To believe in some but not all God's attributes is dangerous. Why? If people believe that God is only "love" or only "justice," how will they both be mistaken in opposite ways?

Are there any "good" or "innocent" people in the world? When some people experience sicknesses, deaths, or disasters, why should we not question God's justice by wondering why these "innocent" people are suffering?

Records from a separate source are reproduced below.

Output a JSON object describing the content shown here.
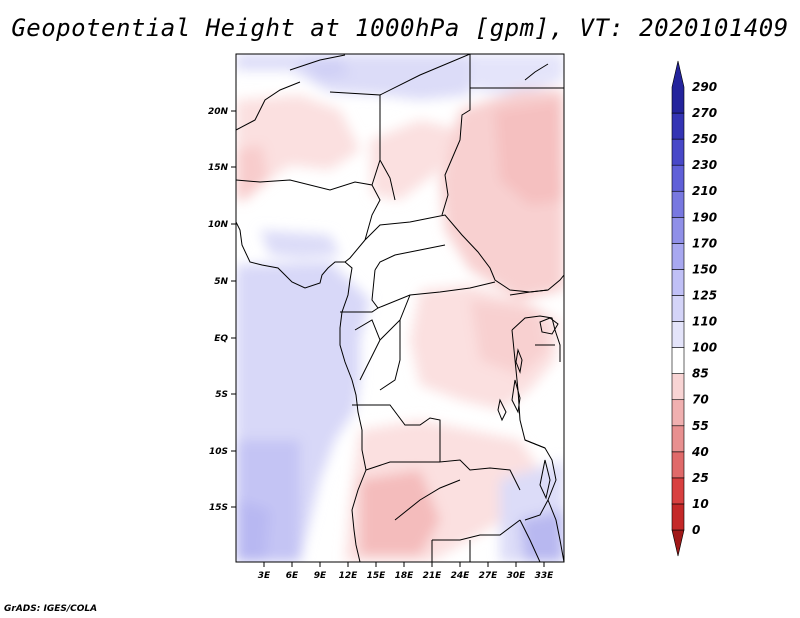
{
  "title": "Geopotential Height at 1000hPa [gpm], VT: 2020101409",
  "credit": "GrADS: IGES/COLA",
  "map": {
    "lat_ticks": [
      "20N",
      "15N",
      "10N",
      "5N",
      "EQ",
      "5S",
      "10S",
      "15S"
    ],
    "lon_ticks": [
      "3E",
      "6E",
      "9E",
      "12E",
      "15E",
      "18E",
      "21E",
      "24E",
      "27E",
      "30E",
      "33E"
    ]
  },
  "colorbar": {
    "levels": [
      "0",
      "10",
      "25",
      "40",
      "55",
      "70",
      "85",
      "100",
      "110",
      "125",
      "150",
      "170",
      "190",
      "210",
      "230",
      "250",
      "270",
      "290"
    ],
    "colors": [
      "#a01818",
      "#c42828",
      "#d84040",
      "#e06a6a",
      "#e89090",
      "#f0b0b0",
      "#f8d4d4",
      "#ffffff",
      "#e4e4fa",
      "#d4d4f8",
      "#c0c0f6",
      "#a8a8f0",
      "#9090e8",
      "#7878e0",
      "#6060d8",
      "#4848c8",
      "#3434b4",
      "#24249c"
    ]
  }
}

Why is the following statement true: "The fact that some people do not presently experience just punishments upon their sins speaks of God's great mercy and patience"?

Can you describe any biblical examples in which God's actions of love were misinterpreted as acts of His displeasure and judgment? Can you describe some present-day situations which would be examples of this same truth?

Due to our lack of understanding of God and His dealings, we often misread and mistrust His actions. Our sinful hearts naturally underestimate both God's attributes of justice and mercy. We do not properly understand the depth of punishment our sins deserve, nor the depth of gracious love required to save sinners. The following two stories illustrate these truths:

    As Robert left the hospital after visiting his sick and suffering grandfather, he thought to himself, "God is not good. If there was a good God, why does my grandfather, as well as do so many other good people, have to suffer?"

    This thought bothered Robert. The next time he visited his suffering grandfather, he told him his thoughts. "Robert," his grandfather answered, "I am not good. I am a sinner and so are all the other people in this hospital. I would like to give you a different thought to think about. Since all people are guilty sinners before God, why doesn't God cause every person to suffer in hospitals and torment them with far worse sufferings?"

    Why is Grandfather's answer true? Why should we be amazed that some people are healthy, without severe pains; not destroyed in disasters, and still living? Do we deserve any of the blessings which the Lord gives us? What do we deserve instead? Is God good, also to us?

    Years ago, a woman was traveling in a stagecoach in Western Montana on a bitter winter day. She was not properly dressed for the cold, and the driver was worried that she would freeze to death. He went as fast as he dared and kept calling down to her to make sure that fatal drowsiness was not overtaking her.

    When she no longer answered, he stopped, seized the woman, and roughly dragged her over the frozen ground. His violence partially awakened her. He then climbed back onto the stagecoach and drove away, leaving the woman lying by the side of the road.

    Fear gripped the woman. Screaming and yelling, she began to run after the stagecoach. After a few minutes, the driver stopped and let the woman back inside. The healthy recirculation of her blood helped save her life.

    Did the driver's actions look like loving actions? Were they? How can this be true in the lives of God's children? Do God's actions always look like loving actions to them? How can the harshest treatment sometimes be the best for a person?